The study in human tissue, although limited, is conclusive about the general presence of Rab6A in astrocytes in the human, but the neuropathological findings from three cases are a non-representative, initial pilot study, suggesting that reactive astrocytes are mostly Rab6A⁺, but can be Rab6A^-. It prompts systematic pathological studies aimed at understanding both the possible role of astroglial Rab6A in pathology and its function in the brain.

Astrocytic Rab6A⁺ TGN organelles are demonstrated here to be ubiquitous and abundant in the brain, and Rab6 is evolutionary highly conserved [20]. Cell biological studies will have to clarify whether these TGN vesicles recycle, for example, to the ER, or are targeted to the plasma membrane for endocytosis and/or exocytosis.

Ongoing studies aim at testing whether Rab6A⁺ TGN-derived vesicles are exocytosed in astrocytes.
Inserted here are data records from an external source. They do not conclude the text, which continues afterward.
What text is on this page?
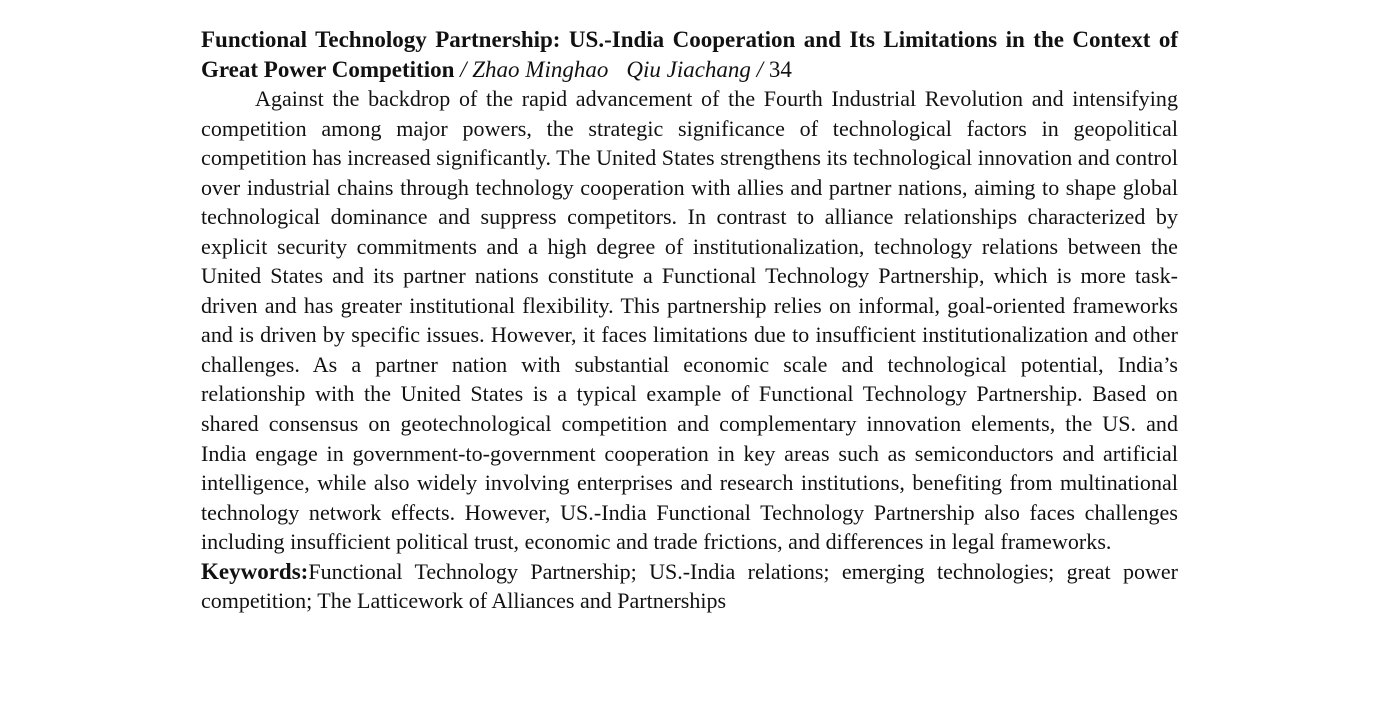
Functional Technology Partnership: US.-India Cooperation and Its Limitations in the Context of Great Power Competition / Zhao Minghao Qiu Jiachang / 34

Against the backdrop of the rapid advancement of the Fourth Industrial Revolution and intensifying competition among major powers, the strategic significance of technological factors in geopolitical competition has increased significantly. The United States strengthens its technological innovation and control over industrial chains through technology cooperation with allies and partner nations, aiming to shape global technological dominance and suppress competitors. In contrast to alliance relationships characterized by explicit security commitments and a high degree of institutionalization, technology relations between the United States and its partner nations constitute a Functional Technology Partnership, which is more task-driven and has greater institutional flexibility. This partnership relies on informal, goal-oriented frameworks and is driven by specific issues. However, it faces limitations due to insufficient institutionalization and other challenges. As a partner nation with substantial economic scale and technological potential, India’s relationship with the United States is a typical example of Functional Technology Partnership. Based on shared consensus on geotechnological competition and complementary innovation elements, the US. and India engage in government-to-government cooperation in key areas such as semiconductors and artificial intelligence, while also widely involving enterprises and research institutions, benefiting from multinational technology network effects. However, US.-India Functional Technology Partnership also faces challenges including insufficient political trust, economic and trade frictions, and differences in legal frameworks.

Keywords:Functional Technology Partnership; US.-India relations; emerging technologies; great power competition; The Latticework of Alliances and Partnerships
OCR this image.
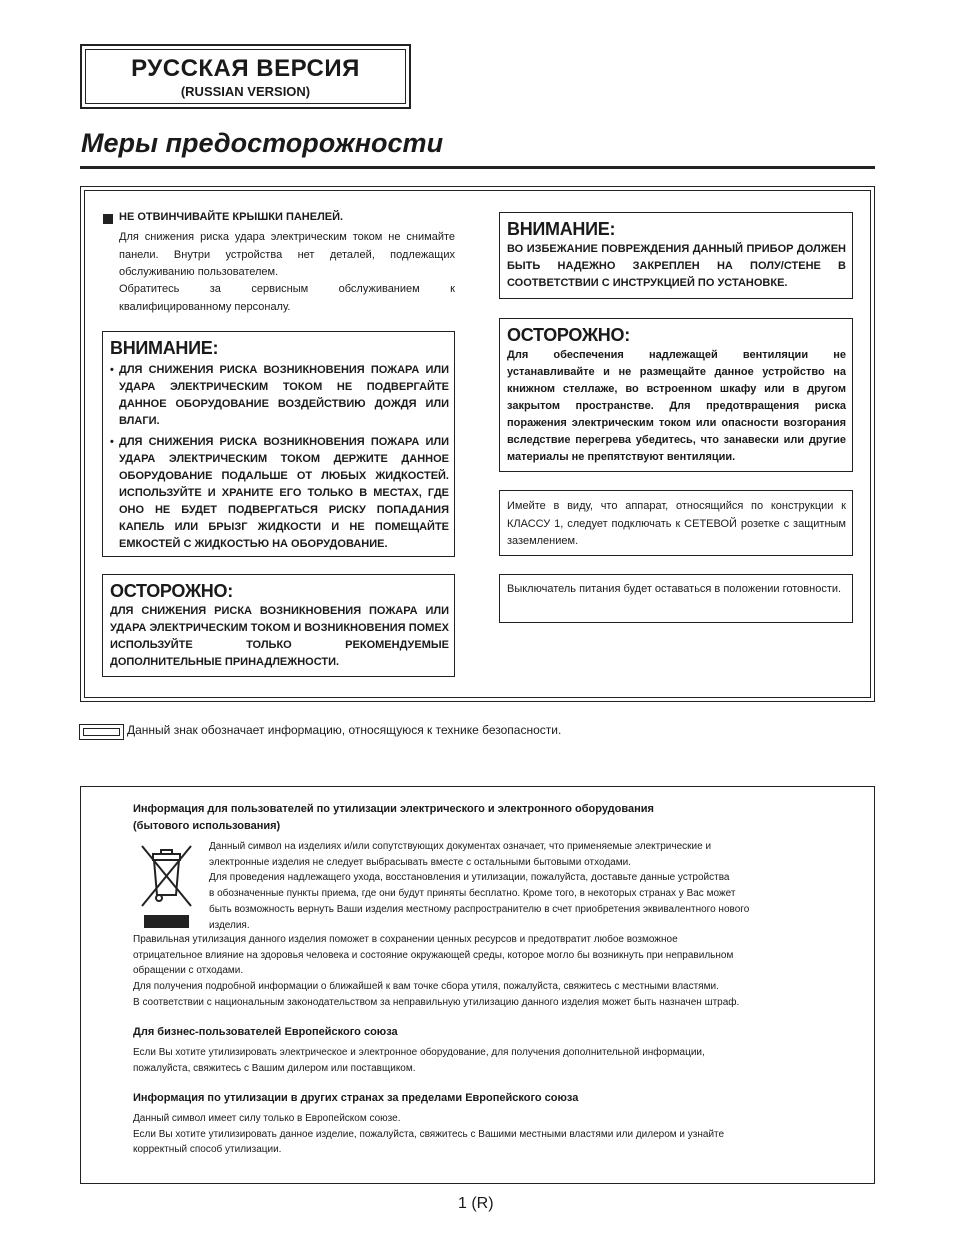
РУССКАЯ ВЕРСИЯ
(RUSSIAN VERSION)
Меры предосторожности
НЕ ОТВИНЧИВАЙТЕ КРЫШКИ ПАНЕЛЕЙ.
Для снижения риска удара электрическим током не снимайте панели. Внутри устройства нет деталей, подлежащих обслуживанию пользователем.
Обратитесь за сервисным обслуживанием к квалифицированному персоналу.
ВНИМАНИЕ:
• ДЛЯ СНИЖЕНИЯ РИСКА ВОЗНИКНОВЕНИЯ ПОЖАРА ИЛИ УДАРА ЭЛЕКТРИЧЕСКИМ ТОКОМ НЕ ПОДВЕРГАЙТЕ ДАННОЕ ОБОРУДОВАНИЕ ВОЗДЕЙСТВИЮ ДОЖДЯ ИЛИ ВЛАГИ.
• ДЛЯ СНИЖЕНИЯ РИСКА ВОЗНИКНОВЕНИЯ ПОЖАРА ИЛИ УДАРА ЭЛЕКТРИЧЕСКИМ ТОКОМ ДЕРЖИТЕ ДАННОЕ ОБОРУДОВАНИЕ ПОДАЛЬШЕ ОТ ЛЮБЫХ ЖИДКОСТЕЙ. ИСПОЛЬЗУЙТЕ И ХРАНИТЕ ЕГО ТОЛЬКО В МЕСТАХ, ГДЕ ОНО НЕ БУДЕТ ПОДВЕРГАТЬСЯ РИСКУ ПОПАДАНИЯ КАПЕЛЬ ИЛИ БРЫЗГ ЖИДКОСТИ И НЕ ПОМЕЩАЙТЕ ЕМКОСТЕЙ С ЖИДКОСТЬЮ НА ОБОРУДОВАНИЕ.
ОСТОРОЖНО:
ДЛЯ СНИЖЕНИЯ РИСКА ВОЗНИКНОВЕНИЯ ПОЖАРА ИЛИ УДАРА ЭЛЕКТРИЧЕСКИМ ТОКОМ И ВОЗНИКНОВЕНИЯ ПОМЕХ ИСПОЛЬЗУЙТЕ ТОЛЬКО РЕКОМЕНДУЕМЫЕ ДОПОЛНИТЕЛЬНЫЕ ПРИНАДЛЕЖНОСТИ.
ВНИМАНИЕ:
ВО ИЗБЕЖАНИЕ ПОВРЕЖДЕНИЯ ДАННЫЙ ПРИБОР ДОЛЖЕН БЫТЬ НАДЕЖНО ЗАКРЕПЛЕН НА ПОЛУ/СТЕНЕ В СООТВЕТСТВИИ С ИНСТРУКЦИЕЙ ПО УСТАНОВКЕ.
ОСТОРОЖНО:
Для обеспечения надлежащей вентиляции не устанавливайте и не размещайте данное устройство на книжном стеллаже, во встроенном шкафу или в другом закрытом пространстве. Для предотвращения риска поражения электрическим током или опасности возгорания вследствие перегрева убедитесь, что занавески или другие материалы не препятствуют вентиляции.
Имейте в виду, что аппарат, относящийся по конструкции к КЛАССУ 1, следует подключать к СЕТЕВОЙ розетке с защитным заземлением.
Выключатель питания будет оставаться в положении готовности.
Данный знак обозначает информацию, относящуюся к технике безопасности.
Информация для пользователей по утилизации электрического и электронного оборудования
(бытового использования)
Данный символ на изделиях и/или сопутствующих документах означает, что применяемые электрические и
электронные изделия не следует выбрасывать вместе с остальными бытовыми отходами.
Для проведения надлежащего ухода, восстановления и утилизации, пожалуйста, доставьте данные устройства
в обозначенные пункты приема, где они будут приняты бесплатно. Кроме того, в некоторых странах у Вас может
быть возможность вернуть Ваши изделия местному распространителю в счет приобретения эквивалентного нового
изделия.
Правильная утилизация данного изделия поможет в сохранении ценных ресурсов и предотвратит любое возможное
отрицательное влияние на здоровья человека и состояние окружающей среды, которое могло бы возникнуть при неправильном
обращении с отходами.
Для получения подробной информации о ближайшей к вам точке сбора утиля, пожалуйста, свяжитесь с местными властями.
В соответствии с национальным законодательством за неправильную утилизацию данного изделия может быть назначен штраф.
Для бизнес-пользователей Европейского союза
Если Вы хотите утилизировать электрическое и электронное оборудование, для получения дополнительной информации,
пожалуйста, свяжитесь с Вашим дилером или поставщиком.
Информация по утилизации в других странах за пределами Европейского союза
Данный символ имеет силу только в Европейском союзе.
Если Вы хотите утилизировать данное изделие, пожалуйста, свяжитесь с Вашими местными властями или дилером и узнайте
корректный способ утилизации.
1 (R)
If so, this might shed a light on the identity of glial organelles related to release of transmitters and proteins involved in glia-neuronal communication [10,15,16,17,18,19], mechanisms known to regulate vital functions [56] and behavior [1,2,3,4,5,6,7,8].

We show here that Rab6A is a pan-astrocytic marker, a marker specific and common to all astrocytes. The data also confirm the global and specific astrocytic labelling by Aldh1L1 in gray matter, and the astrocyte-specific labelling by GS, which is sometimes debated [28,29], was replicated again. In both mouse and human brain, individual astrocytes display a variability in subcellular distribution, size, and number of Rab6A⁺ structures, suggesting dynamic regulation of the glial TGN.